Dynamical control of matter wave splitting using time-dependent optical lattices

TL;DR

This paper demonstrates dynamic control of matter wave splitting in Bose-Einstein condensates using time-dependent optical lattices, enabling precise manipulation for atom optics and interferometry.

Contribution

It introduces a novel method for splitting and controlling BECs with time-dependent optical lattices, including high-order Bragg reflection and combined tunneling techniques.

Findings

Successful division of BEC into equal parts via Landau-Zener tunneling.

High-order Bragg reflection achieved through multi-photon Raman transitions.

Generation of macroscopic condensate arrays with potential for atom interferometry.

Abstract

We report on measurements of splitting Bose-Einstein condensates (BEC) by using a time-dependent optical lattice potential.
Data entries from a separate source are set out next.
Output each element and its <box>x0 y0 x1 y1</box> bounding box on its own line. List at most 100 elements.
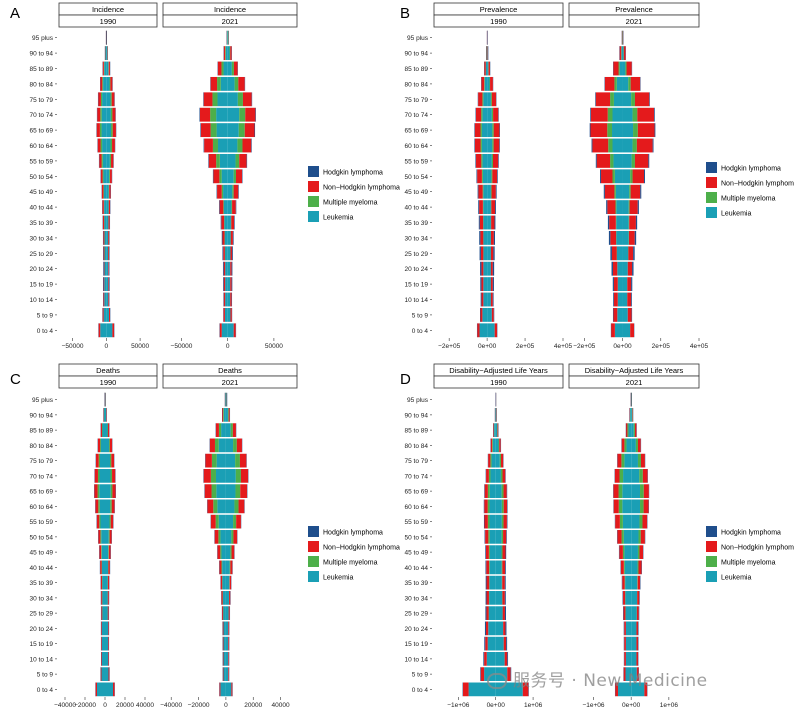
bar-segment <box>232 423 236 437</box>
bar-segment <box>223 408 226 422</box>
age-label: 85 to 89 <box>30 428 54 435</box>
bar-segment <box>109 514 111 529</box>
bar-segment <box>109 530 112 544</box>
bar-segment <box>228 621 230 636</box>
bar-segment <box>217 184 222 199</box>
bar-segment <box>637 107 655 122</box>
bar-segment <box>622 277 628 292</box>
x-tick-label: 50000 <box>131 343 149 350</box>
bar-segment <box>482 184 484 199</box>
bar-segment <box>606 200 608 215</box>
panel-letter: D <box>400 371 411 388</box>
bar-segment <box>225 514 234 529</box>
age-label: 85 to 89 <box>405 428 429 435</box>
bar-segment <box>625 621 632 636</box>
bar-segment <box>640 453 645 468</box>
bar-segment <box>95 453 99 468</box>
bar-segment <box>105 591 108 605</box>
bar-segment <box>498 438 500 453</box>
bar-segment <box>487 123 493 138</box>
bar-segment <box>101 545 102 559</box>
bar-segment <box>223 621 226 636</box>
bar-segment <box>501 560 503 575</box>
bar-segment <box>490 438 493 453</box>
bar-segment <box>208 153 217 168</box>
bar-segment <box>100 76 103 91</box>
bar-segment <box>611 261 613 276</box>
bar-segment <box>227 61 232 76</box>
age-label: 85 to 89 <box>30 66 54 73</box>
bar-segment <box>632 261 634 276</box>
bar-segment <box>506 530 507 544</box>
bar-segment <box>222 591 226 605</box>
bar-segment <box>495 453 500 468</box>
bar-segment <box>230 423 233 437</box>
age-label: 45 to 49 <box>30 550 54 557</box>
bar-segment <box>499 453 502 468</box>
bar-segment <box>225 261 228 276</box>
bar-segment <box>487 261 491 276</box>
bar-segment <box>636 636 639 651</box>
bar-segment <box>222 230 225 245</box>
bar-segment <box>487 499 490 514</box>
bar-segment <box>102 153 107 168</box>
bar-segment <box>493 423 494 437</box>
bar-segment <box>629 184 631 199</box>
bar-segment <box>484 652 487 666</box>
bar-segment <box>619 469 624 483</box>
bar-segment <box>627 277 632 292</box>
bar-segment <box>105 514 110 529</box>
bar-segment <box>506 636 508 651</box>
bar-segment <box>624 652 626 666</box>
watermark: 服务号 · New Medicine <box>487 666 708 691</box>
bar-segment <box>228 636 230 651</box>
bar-segment <box>478 92 483 107</box>
bar-segment <box>614 184 616 199</box>
bar-segment <box>631 652 637 666</box>
bar-segment <box>204 138 213 153</box>
legend-swatch <box>308 166 319 177</box>
bar-segment <box>484 484 488 498</box>
bar-segment <box>634 230 637 245</box>
bar-segment <box>486 469 489 483</box>
bar-segment <box>631 292 632 307</box>
bar-segment <box>227 246 231 261</box>
bar-segment <box>107 575 110 590</box>
age-label: 0 to 4 <box>37 328 54 335</box>
bar-segment <box>622 323 631 338</box>
age-label: 25 to 29 <box>405 611 429 618</box>
bar-segment <box>487 277 491 292</box>
bar-segment <box>94 469 98 483</box>
bar-segment <box>217 138 228 153</box>
bar-segment <box>236 169 243 184</box>
bar-segment <box>622 514 632 529</box>
bar-segment <box>495 636 504 651</box>
bar-segment <box>217 499 226 514</box>
bar-segment <box>618 61 620 76</box>
bar-segment <box>487 107 492 122</box>
bar-segment <box>503 499 508 514</box>
bar-segment <box>631 667 637 681</box>
bar-segment <box>109 307 111 322</box>
bar-segment <box>230 545 232 559</box>
bar-segment <box>640 184 642 199</box>
bar-segment <box>99 545 102 559</box>
facet-title: Prevalence <box>480 5 518 14</box>
bar-segment <box>231 61 234 76</box>
bar-segment <box>104 200 107 215</box>
bar-segment <box>491 184 496 199</box>
bar-segment <box>607 123 613 138</box>
bar-segment <box>489 560 496 575</box>
bar-segment <box>101 123 107 138</box>
age-label: 60 to 64 <box>30 143 54 150</box>
legend-label: Multiple myeloma <box>721 196 776 203</box>
bar-segment <box>238 123 245 138</box>
bar-segment <box>99 123 102 138</box>
bar-segment <box>233 530 238 544</box>
x-tick-label: 50000 <box>265 343 283 350</box>
bar-segment <box>479 200 483 215</box>
bar-segment <box>608 230 611 245</box>
bar-segment <box>503 530 507 544</box>
bar-segment <box>495 545 502 559</box>
bar-segment <box>100 560 102 575</box>
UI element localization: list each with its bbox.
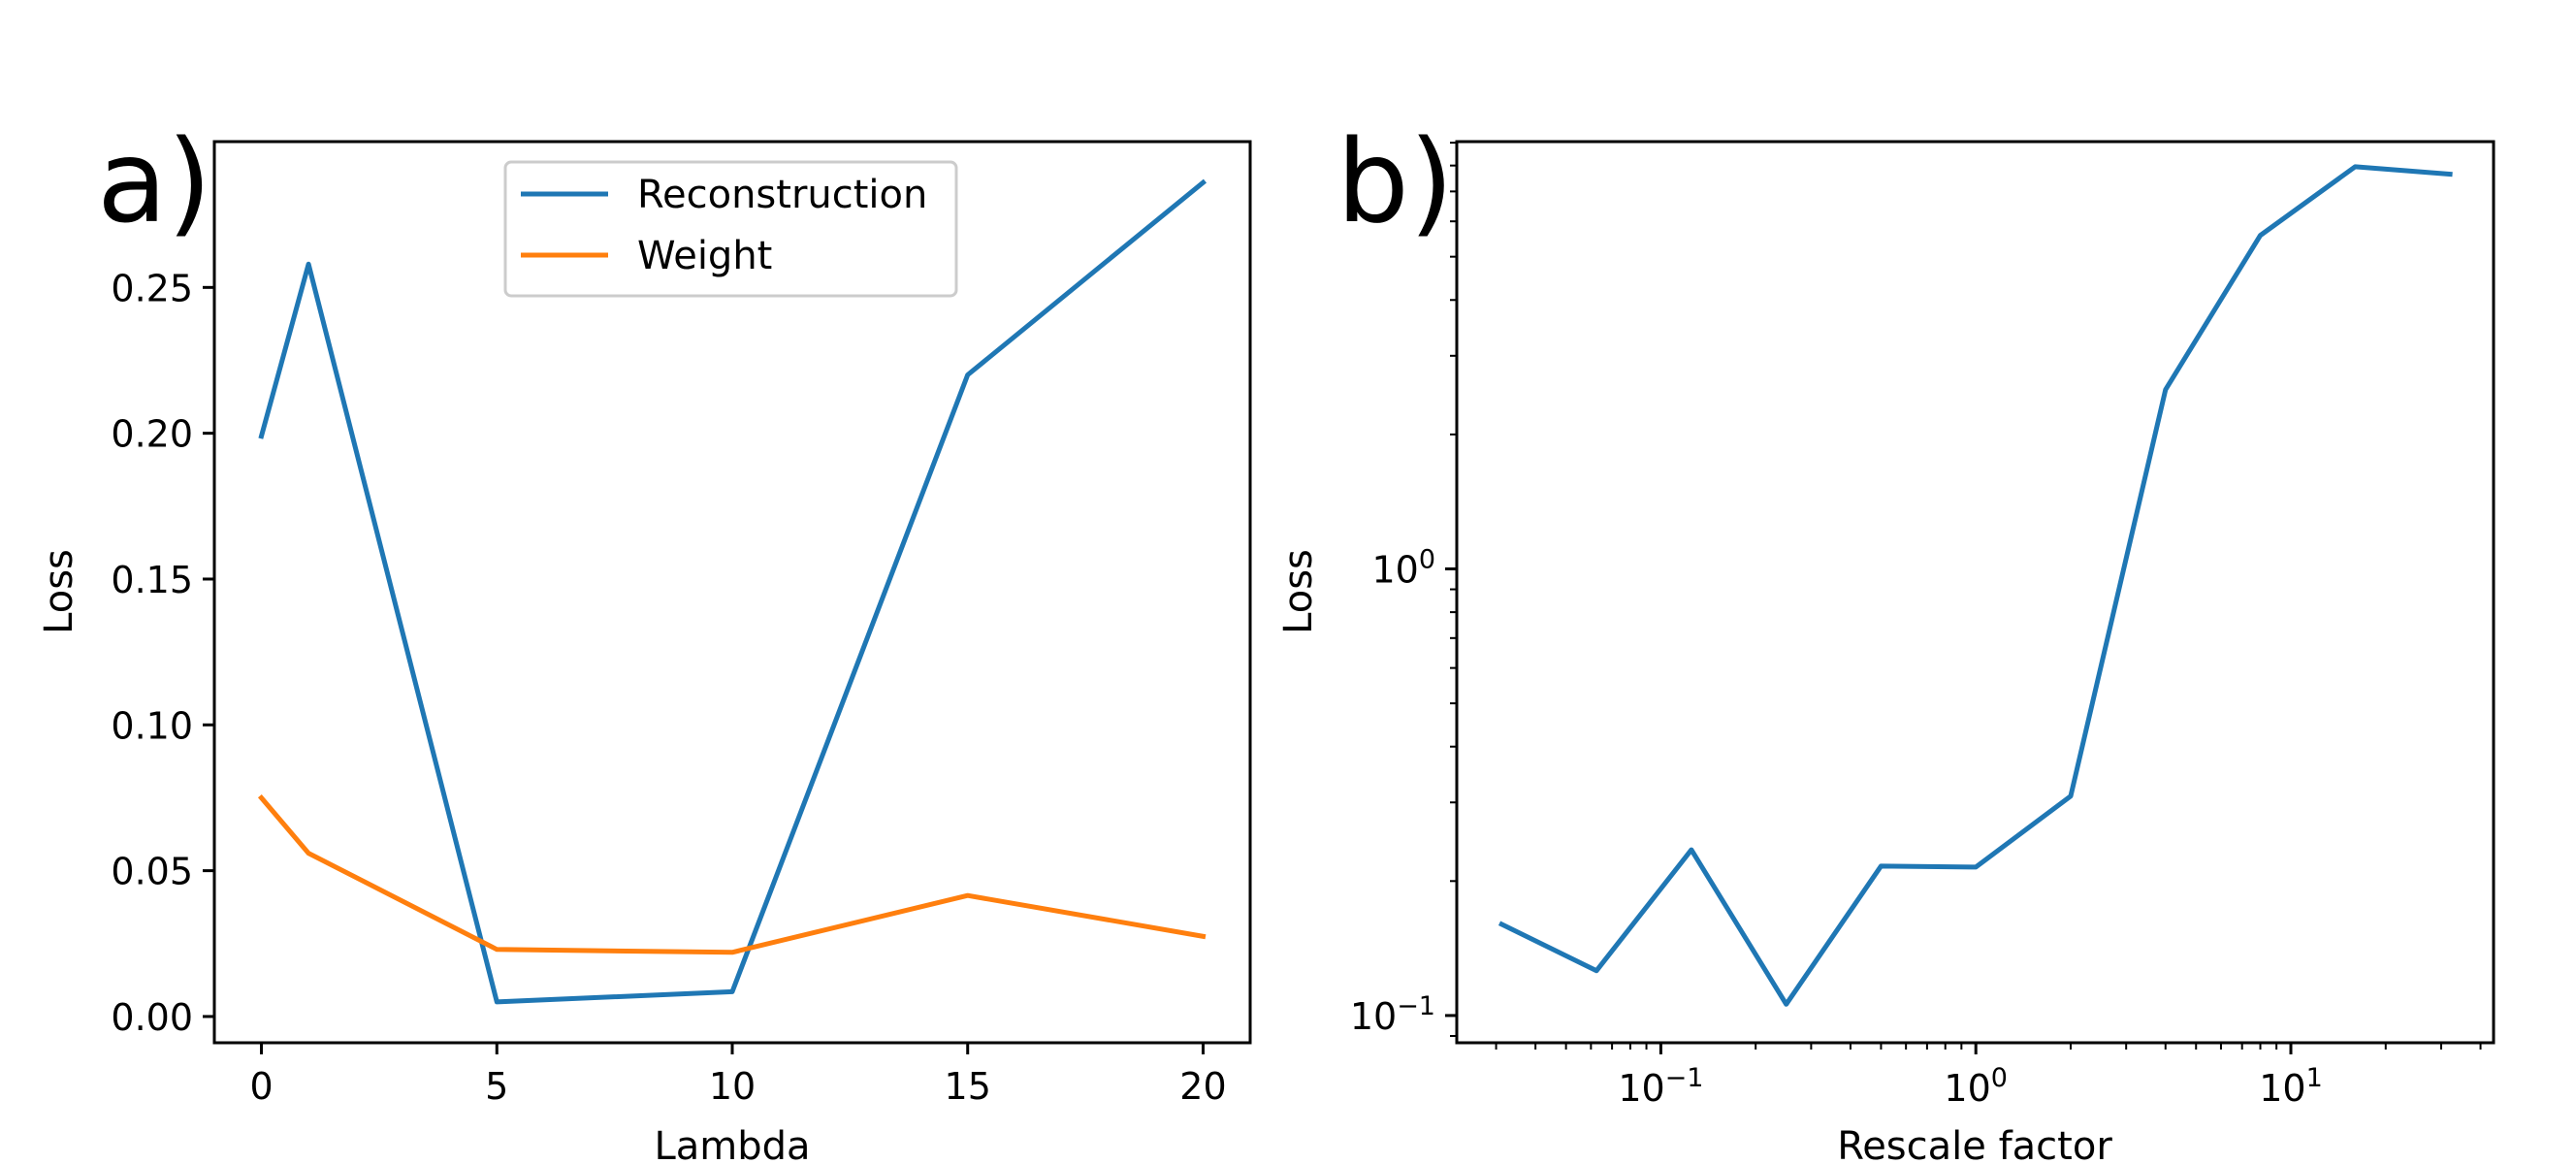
legend-label-weight: Weight — [637, 234, 772, 278]
y-tick-label: 0.00 — [111, 996, 193, 1039]
x-tick-label: 10−1 — [1618, 1063, 1703, 1110]
panel-a-axes-frame — [212, 140, 1252, 1045]
y-tick-label: 0.15 — [111, 559, 193, 601]
y-tick-label: 100 — [1371, 544, 1435, 591]
panel-b-x-axis-title: Rescale factor — [1837, 1124, 2112, 1164]
legend-label-reconstruction: Reconstruction — [637, 173, 927, 217]
y-tick-label: 0.05 — [111, 851, 193, 893]
panel-b-y-ticks: 10−1 100 — [1350, 142, 1457, 1038]
x-tick-label: 101 — [2259, 1063, 2323, 1110]
y-tick-label: 10−1 — [1350, 991, 1435, 1038]
panel-b-y-axis-title: Loss — [1276, 549, 1321, 634]
series-line-rescale-loss — [1497, 164, 2453, 1007]
panel-a-legend: Reconstruction Weight — [503, 160, 958, 298]
panel-a-letter: a) — [97, 114, 211, 248]
series-line-weight — [257, 793, 1207, 955]
panel-a-series-lines — [257, 178, 1208, 1005]
y-tick-label: 0.20 — [111, 413, 193, 456]
panel-b-letter: b) — [1336, 114, 1454, 248]
x-tick-label: 10 — [709, 1065, 756, 1108]
x-tick-label: 0 — [249, 1065, 273, 1108]
x-tick-label: 15 — [945, 1065, 991, 1108]
y-tick-label: 0.25 — [111, 267, 193, 309]
panel-a-y-axis-title: Loss — [37, 549, 81, 634]
panel-b-line-chart: b) 10−1 100 10−1 100 101 Rescale factor Los… — [1276, 114, 2496, 1164]
panel-a-x-ticks: 0 5 10 15 20 — [249, 1043, 1227, 1108]
panel-b-axes-frame — [1455, 140, 2496, 1045]
y-tick-label: 0.10 — [111, 704, 193, 747]
x-tick-label: 5 — [485, 1065, 508, 1108]
x-tick-label: 100 — [1944, 1063, 2008, 1110]
panel-a-line-chart: a) 0.00 0.05 0.10 0.15 0.20 0.25 0 5 10 15 20 Lam… — [37, 114, 1252, 1164]
x-tick-label: 20 — [1179, 1065, 1226, 1108]
panel-b-series-lines — [1497, 164, 2453, 1007]
legend-box — [503, 160, 958, 298]
panel-a-x-axis-title: Lambda — [654, 1124, 810, 1164]
panel-a-y-ticks: 0.00 0.05 0.10 0.15 0.20 0.25 — [111, 267, 214, 1039]
series-line-reconstruction — [258, 178, 1208, 1005]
First, we demonstrate the division of a BEC into a set of equally populated components by means of time dependent control of Landau-Zener tunneling in a vertical lattice potential. Next, we apply time dependent optical Bragg mirrors to a BEC oscillating in a harmonic trap. We demonstrate high-order Bragg reflection of the condensate due to multi-photon Raman transitions, where the depth of the optical lattice potential allows for a choice of the order of the transition. Finally, a combination of multiple Bragg reflections and Landau-Zener tunneling allows for the generation of macroscopic arrays of condensates with potential applications in atom optics and atom interferometry.